When a patient has a BRCA2 mutation, clinicians on the panel view it as such a dominant predictive biomarker that they would prioritize a PARP inhibitor-based triplet regimen. This single genetic finding often outweighs other clinical factors or even the potential addition of docetaxel in treatment decisions.

A nuanced approach to PARP inhibitors involves reserving combinations for BRCA2 patients with clear, aggressive clinical features like high-volume disease or liver metastases. This strategy balances potent efficacy against toxicity for a molecularly defined but clinically heterogeneous group, avoiding overtreatment of those with more indolent disease.

For a newly diagnosed metastatic prostate cancer patient, an effective strategy is to initiate ADT alone while immediately ordering NGS testing. Waiting a few weeks for the genetic results before adding an ARPI allows for a more informed treatment choice, such as selecting a PARP inhibitor combination for a patient with a BRCA2 mutation.

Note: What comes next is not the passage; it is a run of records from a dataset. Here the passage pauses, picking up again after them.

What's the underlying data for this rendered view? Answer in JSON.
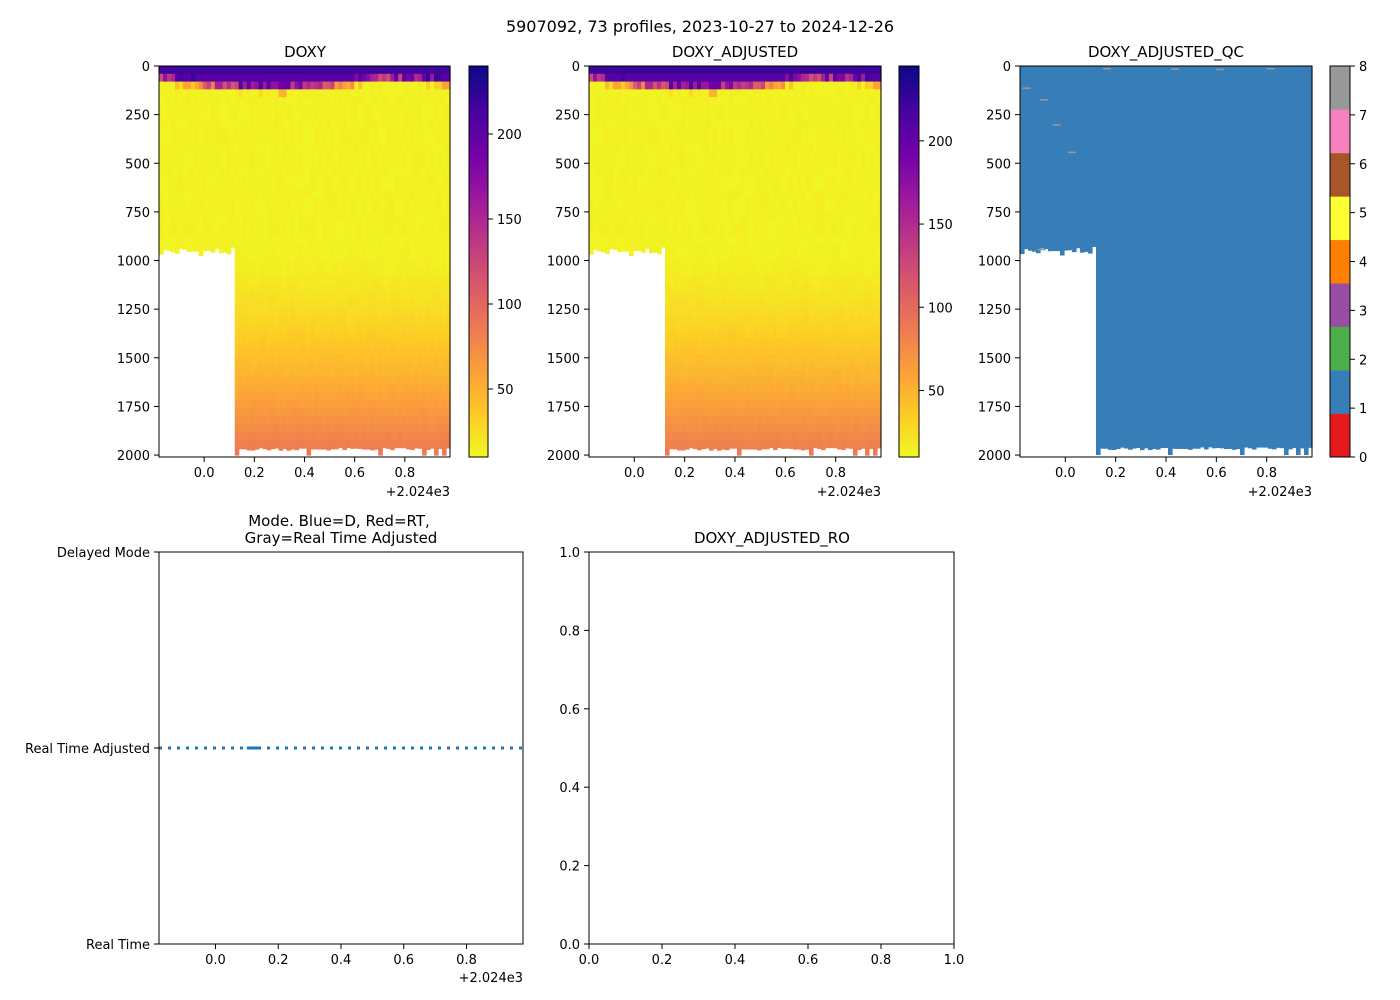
{
  "figure": {
    "suptitle": "5907092, 73 profiles, 2023-10-27 to 2024-12-26"
  },
  "colors": {
    "axis": "#000000",
    "qc_fill": "#377eb8",
    "mode_line": "#1f77b4",
    "qc_outlier": "#999999",
    "plasma_stops": [
      "#0d0887",
      "#46039f",
      "#7201a8",
      "#9c179e",
      "#bd3786",
      "#d8576b",
      "#ed7953",
      "#fb9f3a",
      "#fdca26",
      "#f0f921"
    ],
    "qc_colormap": [
      "#e41a1c",
      "#377eb8",
      "#4daf4a",
      "#984ea3",
      "#ff7f00",
      "#ffff33",
      "#a65628",
      "#f781bf",
      "#999999"
    ]
  },
  "chart_data": [
    {
      "id": "doxy",
      "type": "heatmap",
      "title": "DOXY",
      "x_offset_label": "+2.024e3",
      "xlim": [
        -0.18,
        0.98
      ],
      "xticks": [
        "0.0",
        "0.2",
        "0.4",
        "0.6",
        "0.8"
      ],
      "xtick_values": [
        0.0,
        0.2,
        0.4,
        0.6,
        0.8
      ],
      "ylim": [
        2010,
        0
      ],
      "yticks": [
        "0",
        "250",
        "500",
        "750",
        "1000",
        "1250",
        "1500",
        "1750",
        "2000"
      ],
      "ytick_values": [
        0,
        250,
        500,
        750,
        1000,
        1250,
        1500,
        1750,
        2000
      ],
      "profile_time_range": [
        -0.18,
        0.98
      ],
      "shallow_profiles_end": 0.115,
      "shallow_profile_max_depth": 975,
      "deep_profile_max_depth": 1975,
      "value_range": [
        10,
        240
      ],
      "colorbar": {
        "cmap": "plasma_r",
        "ticks": [
          "50",
          "100",
          "150",
          "200"
        ],
        "tick_values": [
          50,
          100,
          150,
          200
        ],
        "range": [
          10,
          240
        ]
      }
    },
    {
      "id": "doxy_adjusted",
      "type": "heatmap",
      "title": "DOXY_ADJUSTED",
      "x_offset_label": "+2.024e3",
      "xlim": [
        -0.18,
        0.98
      ],
      "xticks": [
        "0.0",
        "0.2",
        "0.4",
        "0.6",
        "0.8"
      ],
      "xtick_values": [
        0.0,
        0.2,
        0.4,
        0.6,
        0.8
      ],
      "ylim": [
        2010,
        0
      ],
      "yticks": [
        "0",
        "250",
        "500",
        "750",
        "1000",
        "1250",
        "1500",
        "1750",
        "2000"
      ],
      "ytick_values": [
        0,
        250,
        500,
        750,
        1000,
        1250,
        1500,
        1750,
        2000
      ],
      "shallow_profiles_end": 0.115,
      "shallow_profile_max_depth": 975,
      "deep_profile_max_depth": 1975,
      "value_range": [
        10,
        245
      ],
      "colorbar": {
        "cmap": "plasma_r",
        "ticks": [
          "50",
          "100",
          "150",
          "200"
        ],
        "tick_values": [
          50,
          100,
          150,
          200
        ],
        "range": [
          10,
          245
        ]
      }
    },
    {
      "id": "doxy_adjusted_qc",
      "type": "heatmap",
      "title": "DOXY_ADJUSTED_QC",
      "x_offset_label": "+2.024e3",
      "xlim": [
        -0.18,
        0.98
      ],
      "xticks": [
        "0.0",
        "0.2",
        "0.4",
        "0.6",
        "0.8"
      ],
      "xtick_values": [
        0.0,
        0.2,
        0.4,
        0.6,
        0.8
      ],
      "ylim": [
        2010,
        0
      ],
      "yticks": [
        "0",
        "250",
        "500",
        "750",
        "1000",
        "1250",
        "1500",
        "1750",
        "2000"
      ],
      "ytick_values": [
        0,
        250,
        500,
        750,
        1000,
        1250,
        1500,
        1750,
        2000
      ],
      "shallow_profiles_end": 0.115,
      "shallow_profile_max_depth": 975,
      "deep_profile_max_depth": 1975,
      "dominant_flag": 1,
      "colorbar": {
        "cmap": "qc_categorical",
        "ticks": [
          "0",
          "1",
          "2",
          "3",
          "4",
          "5",
          "6",
          "7",
          "8"
        ],
        "tick_values": [
          0,
          1,
          2,
          3,
          4,
          5,
          6,
          7,
          8
        ],
        "range": [
          0,
          8
        ]
      }
    },
    {
      "id": "mode",
      "type": "line",
      "title_lines": [
        "Mode. Blue=D, Red=RT,",
        "Gray=Real Time Adjusted"
      ],
      "x_offset_label": "+2.024e3",
      "xlim": [
        -0.18,
        0.98
      ],
      "xticks": [
        "0.0",
        "0.2",
        "0.4",
        "0.6",
        "0.8"
      ],
      "xtick_values": [
        0.0,
        0.2,
        0.4,
        0.6,
        0.8
      ],
      "ylim": [
        0,
        2
      ],
      "yticks": [
        "Real Time",
        "Real Time Adjusted",
        "Delayed Mode"
      ],
      "ytick_values": [
        0,
        1,
        2
      ],
      "series": [
        {
          "name": "mode",
          "x_start": -0.18,
          "x_end": 0.98,
          "profiles": 73,
          "y": 1,
          "style": "dotted"
        }
      ]
    },
    {
      "id": "doxy_adjusted_ro",
      "type": "line",
      "title": "DOXY_ADJUSTED_RO",
      "xlim": [
        0,
        1
      ],
      "ylim": [
        0,
        1
      ],
      "xticks": [
        "0.0",
        "0.2",
        "0.4",
        "0.6",
        "0.8",
        "1.0"
      ],
      "xtick_values": [
        0,
        0.2,
        0.4,
        0.6,
        0.8,
        1.0
      ],
      "yticks": [
        "0.0",
        "0.2",
        "0.4",
        "0.6",
        "0.8",
        "1.0"
      ],
      "ytick_values": [
        0,
        0.2,
        0.4,
        0.6,
        0.8,
        1.0
      ],
      "series": []
    }
  ]
}
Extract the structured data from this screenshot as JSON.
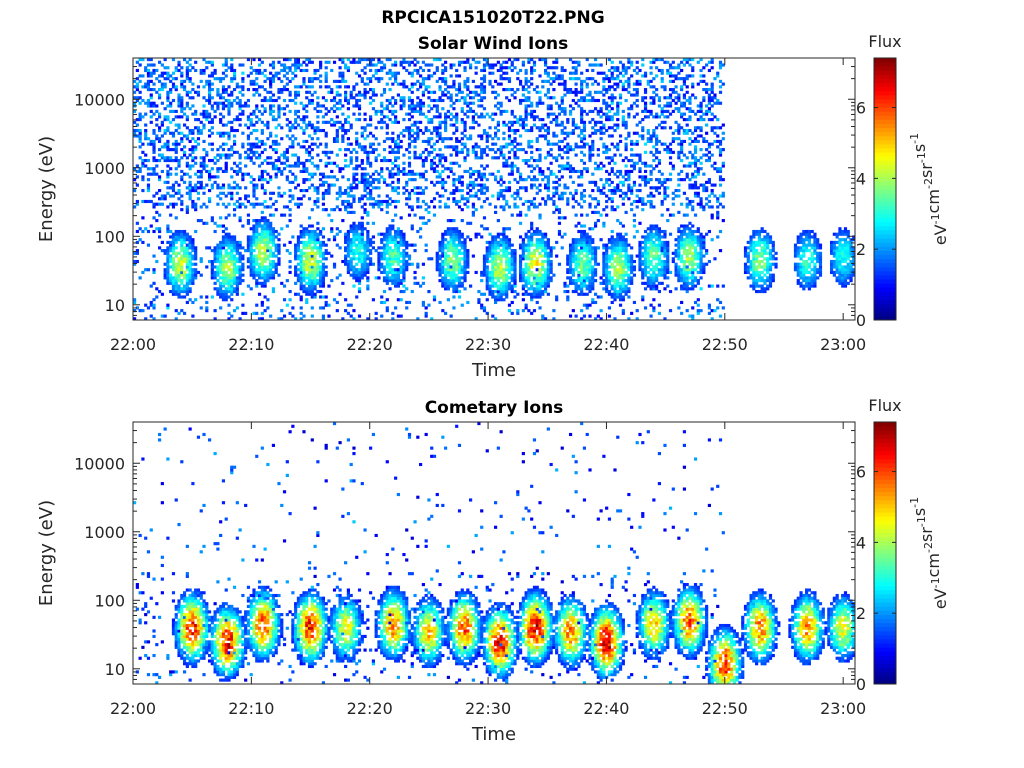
{
  "figure": {
    "filename": "RPCICA151020T22.PNG"
  },
  "chart_data": [
    {
      "type": "heatmap",
      "title": "Solar Wind Ions",
      "xlabel": "Time",
      "ylabel": "Energy (eV)",
      "x_ticks": [
        "22:00",
        "22:10",
        "22:20",
        "22:30",
        "22:40",
        "22:50",
        "23:00"
      ],
      "y_ticks": [
        "10",
        "100",
        "1000",
        "10000"
      ],
      "y_scale": "log",
      "ylim_eV": [
        6,
        40000
      ],
      "xlim": [
        "22:00",
        "23:01"
      ],
      "colorbar": {
        "label": "Flux",
        "unit_label": "eV-1cm-2sr-1s-1",
        "ticks": [
          "0",
          "2",
          "4",
          "6"
        ],
        "range": [
          0,
          7.4
        ]
      },
      "features": {
        "broad_background_upto": "22:50",
        "background_energy_range_eV": [
          300,
          20000
        ],
        "bursts": [
          {
            "t": "22:04",
            "center_eV": 40,
            "peak": 4.3
          },
          {
            "t": "22:08",
            "center_eV": 35,
            "peak": 4.0
          },
          {
            "t": "22:11",
            "center_eV": 60,
            "peak": 4.2
          },
          {
            "t": "22:15",
            "center_eV": 45,
            "peak": 4.4
          },
          {
            "t": "22:19",
            "center_eV": 60,
            "peak": 3.0
          },
          {
            "t": "22:22",
            "center_eV": 50,
            "peak": 3.4
          },
          {
            "t": "22:27",
            "center_eV": 45,
            "peak": 3.8
          },
          {
            "t": "22:31",
            "center_eV": 35,
            "peak": 4.2
          },
          {
            "t": "22:34",
            "center_eV": 40,
            "peak": 4.6
          },
          {
            "t": "22:38",
            "center_eV": 40,
            "peak": 3.6
          },
          {
            "t": "22:41",
            "center_eV": 35,
            "peak": 4.0
          },
          {
            "t": "22:44",
            "center_eV": 50,
            "peak": 3.6
          },
          {
            "t": "22:47",
            "center_eV": 50,
            "peak": 4.0
          },
          {
            "t": "22:53",
            "center_eV": 45,
            "peak": 3.8
          },
          {
            "t": "22:57",
            "center_eV": 45,
            "peak": 3.2
          },
          {
            "t": "23:00",
            "center_eV": 50,
            "peak": 3.0
          }
        ]
      }
    },
    {
      "type": "heatmap",
      "title": "Cometary Ions",
      "xlabel": "Time",
      "ylabel": "Energy (eV)",
      "x_ticks": [
        "22:00",
        "22:10",
        "22:20",
        "22:30",
        "22:40",
        "22:50",
        "23:00"
      ],
      "y_ticks": [
        "10",
        "100",
        "1000",
        "10000"
      ],
      "y_scale": "log",
      "ylim_eV": [
        6,
        40000
      ],
      "xlim": [
        "22:00",
        "23:01"
      ],
      "colorbar": {
        "label": "Flux",
        "unit_label": "eV-1cm-2sr-1s-1",
        "ticks": [
          "0",
          "2",
          "4",
          "6"
        ],
        "range": [
          0,
          7.4
        ]
      },
      "features": {
        "sparse_background_upto": "22:50",
        "bursts": [
          {
            "t": "22:05",
            "center_eV": 40,
            "peak": 6.3
          },
          {
            "t": "22:08",
            "center_eV": 25,
            "peak": 6.5
          },
          {
            "t": "22:11",
            "center_eV": 45,
            "peak": 6.0
          },
          {
            "t": "22:15",
            "center_eV": 40,
            "peak": 6.3
          },
          {
            "t": "22:18",
            "center_eV": 40,
            "peak": 4.5
          },
          {
            "t": "22:22",
            "center_eV": 45,
            "peak": 5.6
          },
          {
            "t": "22:25",
            "center_eV": 35,
            "peak": 5.0
          },
          {
            "t": "22:28",
            "center_eV": 40,
            "peak": 5.8
          },
          {
            "t": "22:31",
            "center_eV": 25,
            "peak": 6.6
          },
          {
            "t": "22:34",
            "center_eV": 40,
            "peak": 6.8
          },
          {
            "t": "22:37",
            "center_eV": 35,
            "peak": 5.6
          },
          {
            "t": "22:40",
            "center_eV": 25,
            "peak": 6.9
          },
          {
            "t": "22:44",
            "center_eV": 45,
            "peak": 5.0
          },
          {
            "t": "22:47",
            "center_eV": 50,
            "peak": 5.8
          },
          {
            "t": "22:50",
            "center_eV": 12,
            "peak": 6.2
          },
          {
            "t": "22:53",
            "center_eV": 40,
            "peak": 5.6
          },
          {
            "t": "22:57",
            "center_eV": 40,
            "peak": 5.4
          },
          {
            "t": "23:00",
            "center_eV": 40,
            "peak": 4.5
          }
        ]
      }
    }
  ]
}
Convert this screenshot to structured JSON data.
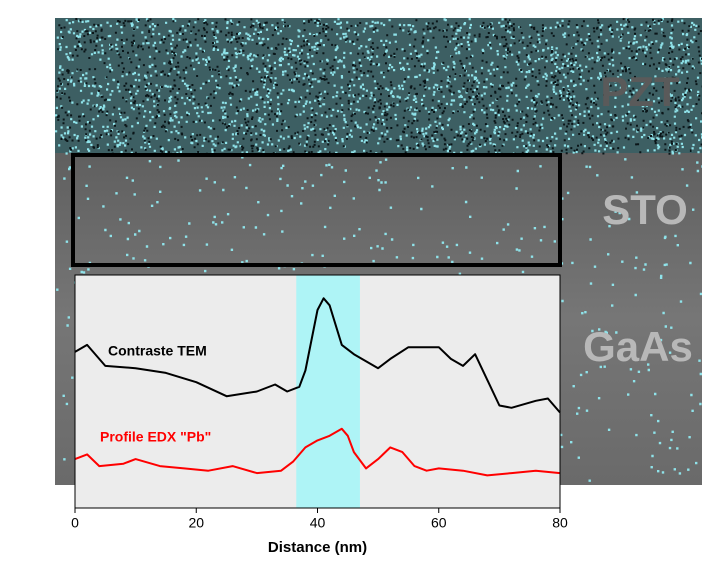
{
  "chart_data": {
    "type": "line",
    "x_label": "Distance (nm)",
    "xlim": [
      0,
      80
    ],
    "xticks": [
      0,
      20,
      40,
      60,
      80
    ],
    "ylim": [
      0,
      100
    ],
    "highlight_xlim": [
      36.5,
      47
    ],
    "highlight_color": "#aef4f6",
    "series": [
      {
        "name": "Contraste TEM",
        "color": "#000000",
        "x": [
          0,
          2,
          5,
          10,
          15,
          20,
          25,
          30,
          33,
          35,
          37,
          38,
          40,
          41,
          42,
          44,
          46,
          48,
          50,
          52,
          55,
          58,
          60,
          62,
          64,
          66,
          68,
          70,
          72,
          76,
          78,
          80
        ],
        "values": [
          67,
          70,
          61,
          60,
          58,
          54,
          48,
          50,
          53,
          50,
          52,
          59,
          85,
          90,
          87,
          70,
          66,
          63,
          60,
          64,
          69,
          69,
          69,
          64,
          61,
          66,
          55,
          44,
          43,
          46,
          47,
          41
        ]
      },
      {
        "name": "Profile EDX \"Pb\"",
        "color": "#ff0000",
        "x": [
          0,
          2,
          4,
          8,
          10,
          14,
          18,
          22,
          26,
          30,
          34,
          36,
          38,
          40,
          42,
          44,
          45,
          46,
          48,
          50,
          52,
          54,
          56,
          58,
          60,
          64,
          68,
          72,
          76,
          80
        ],
        "values": [
          21,
          23,
          18,
          19,
          21,
          18,
          17,
          16,
          18,
          15,
          16,
          20,
          26,
          29,
          31,
          34,
          31,
          24,
          17,
          21,
          26,
          24,
          18,
          16,
          17,
          16,
          14,
          15,
          16,
          15
        ]
      }
    ]
  },
  "image_labels": [
    "PZT",
    "STO",
    "GaAs"
  ]
}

For biochemically recurrent (BCR) prostate cancer, which is often indolent, trials should not wait years to study treatment reduction. The NCI group universally agreed that de-escalation strategies—such as intermittent therapy—should be the default design from the outset, prioritizing quality of life and avoiding overtreatment.

A unique three-arm trial allowing crossover between single-agent PARP inhibitors, AR inhibitors, and a combination showed superior outcomes for the upfront combination. This suggests that "saving" a therapy for later is a suboptimal strategy for this biomarker-selected patient population.

Experts advise using PARP inhibitors at the earliest opportunity for patients with BRCA mutations. As prostate cancer advances, it develops additional drivers of disease and intrinsic resistance, which can render targeted therapies like PARP inhibitors less effective if they are reserved for later lines of treatment.